In the minutes of the governing council's meeting on March 4 and 5 released on Thursday, the ECB said that "members generally shared the assessment that significant positive effects ... could already be seen" from the new bond purchase programme known as quantitative easing (QE).
And that was leading to "prudent optimism" about the recovery outlook, showed the minutes, which are published with a four-week delay.
On January 22, the ECB announced it would embark on a QE policy, used by other central banks, and make sovereign bond purchases to boost the worryingly low level of inflation in the 19 countries that share the euro.
Under the programme, the ECB aims to buy 1.14 trillion euros ($1.2 trillion) worth of bonds between now and September 2016 at a rate of 60 billion euros per month. And the latest data showed it had bought a total 41.02 billion euros worth of bonds by March 27.
However, some prominent ECB members -- notably the head of the German central bank or Bundesbank Jens Weidmann and ECB executive board member Sabine Lautenschlaeger -- have repeatedly expressed doubts about the need and impact of such a programme.
Lautenschlaeger told a German magazine on Thursday that she had "doubts whether the economic effects of the purchase programme will reach the desired magnitude."
And she warned that the current very low level of interest rates could lead to the formation of asset price bubbles.
Before joining the ECB's executive board, Lautenschlaeger was vice president of the German central bank and she shares the same scepticism as Weidmann.
Nevertheless, at the governing council's last policy meeting in Nicosia, Cyprus, in March, there appeared to be agreement that QE was indeed helping to ease financial market conditions and the cost of external finance for companies, the minutes showed.
Coupled with recent positive economic data and signs of a turnaround in inflation, "this provided grounds for 'prudent optimism' regarding the scenario of a gradual recovery and a return of inflation rates to levels closer to 2.0 percent," the minutes stated.
At the same time, there was "no room for complacency," the governing council members agreed.
There were still downside risks, most importantly geopolitical and political risks "inside and outside the euro area." And insufficient progress on structural reforms was one of them, the minutes said.
"Determined policy action was needed in other policy areas. A strong message to governments (is) warranted to seize the opportunity for a renewed impetus for structural reforms to boost potential growth," the minutes said.
- 'Upbeat start to QE' -
Berenberg Bank economist Christian Schulz said the key message of the minutes was the "upbeat assessment of the start of quantitative easing and sharp warnings against governments' complacency."

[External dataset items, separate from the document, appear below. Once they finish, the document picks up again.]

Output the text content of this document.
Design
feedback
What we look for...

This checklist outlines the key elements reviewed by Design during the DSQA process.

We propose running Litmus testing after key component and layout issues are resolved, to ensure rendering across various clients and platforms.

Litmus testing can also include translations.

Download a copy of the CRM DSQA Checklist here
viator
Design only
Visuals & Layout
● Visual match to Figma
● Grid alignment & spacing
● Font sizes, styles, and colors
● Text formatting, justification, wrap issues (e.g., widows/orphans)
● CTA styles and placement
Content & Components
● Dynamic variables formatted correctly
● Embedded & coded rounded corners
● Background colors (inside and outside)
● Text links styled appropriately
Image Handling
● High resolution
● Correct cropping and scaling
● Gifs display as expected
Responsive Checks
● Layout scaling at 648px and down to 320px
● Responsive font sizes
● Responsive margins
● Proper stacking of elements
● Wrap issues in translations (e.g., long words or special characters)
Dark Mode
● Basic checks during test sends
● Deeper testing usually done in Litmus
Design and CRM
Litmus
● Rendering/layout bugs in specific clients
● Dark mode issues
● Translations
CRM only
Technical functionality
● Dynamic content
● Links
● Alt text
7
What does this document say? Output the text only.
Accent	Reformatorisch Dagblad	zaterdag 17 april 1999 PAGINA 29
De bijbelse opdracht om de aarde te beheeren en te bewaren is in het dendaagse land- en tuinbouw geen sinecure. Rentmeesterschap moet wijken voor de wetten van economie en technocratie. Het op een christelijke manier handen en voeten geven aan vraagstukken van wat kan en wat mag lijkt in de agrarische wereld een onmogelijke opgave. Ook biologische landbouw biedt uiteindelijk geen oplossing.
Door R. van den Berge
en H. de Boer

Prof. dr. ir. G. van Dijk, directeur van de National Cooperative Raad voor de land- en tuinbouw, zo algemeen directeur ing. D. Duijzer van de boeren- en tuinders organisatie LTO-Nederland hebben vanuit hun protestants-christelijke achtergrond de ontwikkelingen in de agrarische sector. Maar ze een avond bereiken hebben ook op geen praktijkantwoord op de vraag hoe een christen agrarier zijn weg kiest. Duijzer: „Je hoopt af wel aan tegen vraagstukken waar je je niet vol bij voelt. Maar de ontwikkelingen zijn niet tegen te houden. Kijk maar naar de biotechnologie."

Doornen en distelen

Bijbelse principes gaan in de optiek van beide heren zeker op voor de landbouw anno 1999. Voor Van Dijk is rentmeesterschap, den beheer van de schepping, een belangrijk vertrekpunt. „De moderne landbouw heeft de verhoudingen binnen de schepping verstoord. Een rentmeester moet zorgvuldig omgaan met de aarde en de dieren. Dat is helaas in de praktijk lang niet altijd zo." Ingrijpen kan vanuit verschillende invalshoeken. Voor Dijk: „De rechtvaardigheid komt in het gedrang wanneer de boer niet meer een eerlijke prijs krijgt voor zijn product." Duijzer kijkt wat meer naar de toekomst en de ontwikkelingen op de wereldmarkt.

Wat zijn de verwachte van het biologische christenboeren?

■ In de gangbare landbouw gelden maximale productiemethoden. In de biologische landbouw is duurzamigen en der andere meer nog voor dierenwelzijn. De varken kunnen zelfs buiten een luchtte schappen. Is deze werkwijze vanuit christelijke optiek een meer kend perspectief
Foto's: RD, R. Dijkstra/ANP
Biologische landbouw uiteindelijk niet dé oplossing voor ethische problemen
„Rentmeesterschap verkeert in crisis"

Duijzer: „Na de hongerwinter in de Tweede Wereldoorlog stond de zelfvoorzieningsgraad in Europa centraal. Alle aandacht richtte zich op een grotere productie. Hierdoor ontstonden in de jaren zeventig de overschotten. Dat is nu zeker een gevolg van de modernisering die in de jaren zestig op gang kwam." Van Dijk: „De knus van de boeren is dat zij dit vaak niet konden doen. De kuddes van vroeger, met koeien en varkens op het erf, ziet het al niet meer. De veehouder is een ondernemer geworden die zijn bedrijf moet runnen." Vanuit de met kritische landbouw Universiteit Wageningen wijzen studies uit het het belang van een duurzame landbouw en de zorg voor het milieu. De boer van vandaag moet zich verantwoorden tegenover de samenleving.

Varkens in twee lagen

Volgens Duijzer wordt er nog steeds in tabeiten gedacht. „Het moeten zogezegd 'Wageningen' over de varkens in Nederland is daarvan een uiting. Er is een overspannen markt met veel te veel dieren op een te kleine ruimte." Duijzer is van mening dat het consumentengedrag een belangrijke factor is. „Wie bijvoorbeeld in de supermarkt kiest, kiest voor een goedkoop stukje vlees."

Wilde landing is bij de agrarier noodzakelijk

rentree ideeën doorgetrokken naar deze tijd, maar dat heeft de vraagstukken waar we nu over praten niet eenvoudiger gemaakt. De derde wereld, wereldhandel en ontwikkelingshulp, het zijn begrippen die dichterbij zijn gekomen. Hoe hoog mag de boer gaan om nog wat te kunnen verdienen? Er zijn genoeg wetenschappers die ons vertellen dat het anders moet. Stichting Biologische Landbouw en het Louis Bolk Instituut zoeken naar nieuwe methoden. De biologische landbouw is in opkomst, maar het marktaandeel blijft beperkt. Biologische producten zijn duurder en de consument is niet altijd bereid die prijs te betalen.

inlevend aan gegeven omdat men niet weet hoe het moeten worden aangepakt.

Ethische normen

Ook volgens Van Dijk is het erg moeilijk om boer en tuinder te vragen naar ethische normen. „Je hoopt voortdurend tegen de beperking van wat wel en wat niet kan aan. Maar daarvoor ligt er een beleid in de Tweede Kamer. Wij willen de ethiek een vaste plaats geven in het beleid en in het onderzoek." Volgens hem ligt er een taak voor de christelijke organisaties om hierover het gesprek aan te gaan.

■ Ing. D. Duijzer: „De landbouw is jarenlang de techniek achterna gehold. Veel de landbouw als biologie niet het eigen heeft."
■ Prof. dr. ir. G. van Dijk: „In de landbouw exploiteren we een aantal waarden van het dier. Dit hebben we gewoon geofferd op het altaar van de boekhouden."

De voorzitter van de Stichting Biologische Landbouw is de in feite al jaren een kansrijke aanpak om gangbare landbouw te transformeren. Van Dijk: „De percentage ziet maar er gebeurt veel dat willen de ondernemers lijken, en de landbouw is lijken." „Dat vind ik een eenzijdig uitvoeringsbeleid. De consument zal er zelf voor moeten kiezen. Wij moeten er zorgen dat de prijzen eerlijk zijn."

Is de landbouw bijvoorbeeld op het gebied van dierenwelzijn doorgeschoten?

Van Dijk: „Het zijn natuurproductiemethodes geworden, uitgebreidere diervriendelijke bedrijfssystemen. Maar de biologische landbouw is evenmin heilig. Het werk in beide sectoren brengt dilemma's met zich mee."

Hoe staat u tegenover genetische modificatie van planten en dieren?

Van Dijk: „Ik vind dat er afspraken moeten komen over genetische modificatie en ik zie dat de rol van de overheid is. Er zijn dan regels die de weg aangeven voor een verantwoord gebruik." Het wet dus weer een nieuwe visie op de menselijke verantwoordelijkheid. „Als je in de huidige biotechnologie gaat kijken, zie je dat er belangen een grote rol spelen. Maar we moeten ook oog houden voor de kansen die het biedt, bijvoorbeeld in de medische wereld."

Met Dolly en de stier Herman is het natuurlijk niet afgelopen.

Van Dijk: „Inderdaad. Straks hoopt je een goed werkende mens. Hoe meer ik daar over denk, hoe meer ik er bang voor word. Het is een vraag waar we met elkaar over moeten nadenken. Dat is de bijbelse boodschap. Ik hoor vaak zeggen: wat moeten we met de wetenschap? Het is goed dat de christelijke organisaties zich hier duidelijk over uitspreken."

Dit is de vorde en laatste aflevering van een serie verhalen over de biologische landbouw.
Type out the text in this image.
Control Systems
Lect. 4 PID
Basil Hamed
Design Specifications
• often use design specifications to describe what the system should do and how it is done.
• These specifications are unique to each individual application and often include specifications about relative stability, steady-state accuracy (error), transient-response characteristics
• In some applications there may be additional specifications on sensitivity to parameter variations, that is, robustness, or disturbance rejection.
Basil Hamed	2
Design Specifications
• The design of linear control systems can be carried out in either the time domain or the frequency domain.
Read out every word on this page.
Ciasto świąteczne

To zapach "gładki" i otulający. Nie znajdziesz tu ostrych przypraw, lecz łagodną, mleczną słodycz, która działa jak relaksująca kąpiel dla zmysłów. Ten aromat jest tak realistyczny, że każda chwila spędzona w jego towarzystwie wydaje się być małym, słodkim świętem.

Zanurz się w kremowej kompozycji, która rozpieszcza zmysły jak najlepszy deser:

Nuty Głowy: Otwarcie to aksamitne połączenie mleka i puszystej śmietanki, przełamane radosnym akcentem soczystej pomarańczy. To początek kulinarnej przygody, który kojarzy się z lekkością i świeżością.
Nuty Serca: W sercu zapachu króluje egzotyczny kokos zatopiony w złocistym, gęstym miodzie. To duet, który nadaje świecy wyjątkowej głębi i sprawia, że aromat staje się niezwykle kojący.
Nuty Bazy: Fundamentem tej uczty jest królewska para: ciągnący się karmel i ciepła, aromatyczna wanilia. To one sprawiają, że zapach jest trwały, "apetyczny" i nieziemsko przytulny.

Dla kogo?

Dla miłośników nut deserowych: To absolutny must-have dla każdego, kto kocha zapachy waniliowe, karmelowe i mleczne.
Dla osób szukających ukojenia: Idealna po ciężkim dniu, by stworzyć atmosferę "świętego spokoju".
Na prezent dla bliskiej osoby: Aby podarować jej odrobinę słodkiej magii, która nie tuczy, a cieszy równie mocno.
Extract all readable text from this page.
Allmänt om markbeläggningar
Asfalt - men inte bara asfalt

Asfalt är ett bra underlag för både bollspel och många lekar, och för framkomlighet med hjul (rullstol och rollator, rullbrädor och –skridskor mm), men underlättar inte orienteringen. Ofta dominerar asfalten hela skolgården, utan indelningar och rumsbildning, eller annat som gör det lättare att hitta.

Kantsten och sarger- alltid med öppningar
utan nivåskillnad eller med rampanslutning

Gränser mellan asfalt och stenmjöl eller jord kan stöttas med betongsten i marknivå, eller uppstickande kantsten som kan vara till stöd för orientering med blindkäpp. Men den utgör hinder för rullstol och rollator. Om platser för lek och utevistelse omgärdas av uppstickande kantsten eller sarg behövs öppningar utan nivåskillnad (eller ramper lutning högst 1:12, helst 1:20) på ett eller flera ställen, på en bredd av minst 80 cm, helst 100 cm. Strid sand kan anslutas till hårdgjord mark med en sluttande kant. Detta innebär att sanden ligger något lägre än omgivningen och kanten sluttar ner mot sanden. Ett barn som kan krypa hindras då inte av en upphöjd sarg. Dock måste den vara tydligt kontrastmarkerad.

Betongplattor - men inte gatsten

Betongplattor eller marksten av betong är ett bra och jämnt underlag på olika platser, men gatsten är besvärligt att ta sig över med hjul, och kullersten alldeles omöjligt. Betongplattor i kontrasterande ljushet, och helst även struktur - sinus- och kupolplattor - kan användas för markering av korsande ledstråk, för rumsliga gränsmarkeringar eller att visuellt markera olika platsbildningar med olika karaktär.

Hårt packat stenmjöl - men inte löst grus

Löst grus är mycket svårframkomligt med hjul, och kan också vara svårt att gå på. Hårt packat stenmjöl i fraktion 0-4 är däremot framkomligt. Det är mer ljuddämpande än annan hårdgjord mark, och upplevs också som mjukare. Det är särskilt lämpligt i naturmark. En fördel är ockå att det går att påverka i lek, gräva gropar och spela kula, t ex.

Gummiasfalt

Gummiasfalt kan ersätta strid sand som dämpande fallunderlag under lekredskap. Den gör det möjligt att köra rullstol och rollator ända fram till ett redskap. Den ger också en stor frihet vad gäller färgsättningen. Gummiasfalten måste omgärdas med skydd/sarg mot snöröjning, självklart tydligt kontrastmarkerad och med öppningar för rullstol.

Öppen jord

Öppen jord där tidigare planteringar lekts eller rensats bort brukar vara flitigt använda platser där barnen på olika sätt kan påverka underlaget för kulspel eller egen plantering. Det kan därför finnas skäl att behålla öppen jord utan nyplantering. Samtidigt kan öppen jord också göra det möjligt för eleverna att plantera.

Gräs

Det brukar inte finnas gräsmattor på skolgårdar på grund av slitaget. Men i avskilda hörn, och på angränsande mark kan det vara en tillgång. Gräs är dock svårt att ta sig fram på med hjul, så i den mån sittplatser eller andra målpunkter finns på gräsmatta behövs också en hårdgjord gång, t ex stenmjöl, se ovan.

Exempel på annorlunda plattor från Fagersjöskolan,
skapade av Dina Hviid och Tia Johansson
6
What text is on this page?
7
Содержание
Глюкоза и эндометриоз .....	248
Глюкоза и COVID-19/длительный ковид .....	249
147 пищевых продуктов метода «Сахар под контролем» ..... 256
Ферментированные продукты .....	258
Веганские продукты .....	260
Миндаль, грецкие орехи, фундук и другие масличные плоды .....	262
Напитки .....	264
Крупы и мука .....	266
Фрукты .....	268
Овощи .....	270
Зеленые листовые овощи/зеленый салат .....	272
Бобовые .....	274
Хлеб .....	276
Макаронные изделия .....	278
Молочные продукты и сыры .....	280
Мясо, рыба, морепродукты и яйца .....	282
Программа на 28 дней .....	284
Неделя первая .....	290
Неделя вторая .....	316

"We should not expect any policy changes from the ECB between now and mid-2016, unless severe downside or upside risks to the economic trajectory materialise," Schulz said.
"If the recovery gets stronger than the ECB currently projects, some particularly hawkish members may start a discussion about tapering the purchases early," he added.
But Capital Economics economist Jonathan Loynes disagreed.
"The ECB still has a lot more work to do. And for now at least, it appears to recognise that," he said.
The ECB only started publishing its minutes this year in a bid to make the thinking behind its monetary policy decisions more transparent.
In doing so, the ECB is following the example of the likes of the US Federal Reserve and the Bank of England.
But unlike the US Fed, the minutes do not reveal which central bank governor voted for or against a particular policy decision. The ECB said this was necessary to prevent the central bank chiefs being put under political pressure in their home countries.
The ECB is fiercely independent and its governing council members take a vow to act in the interests of the eurozone as a whole rather than their individual countries.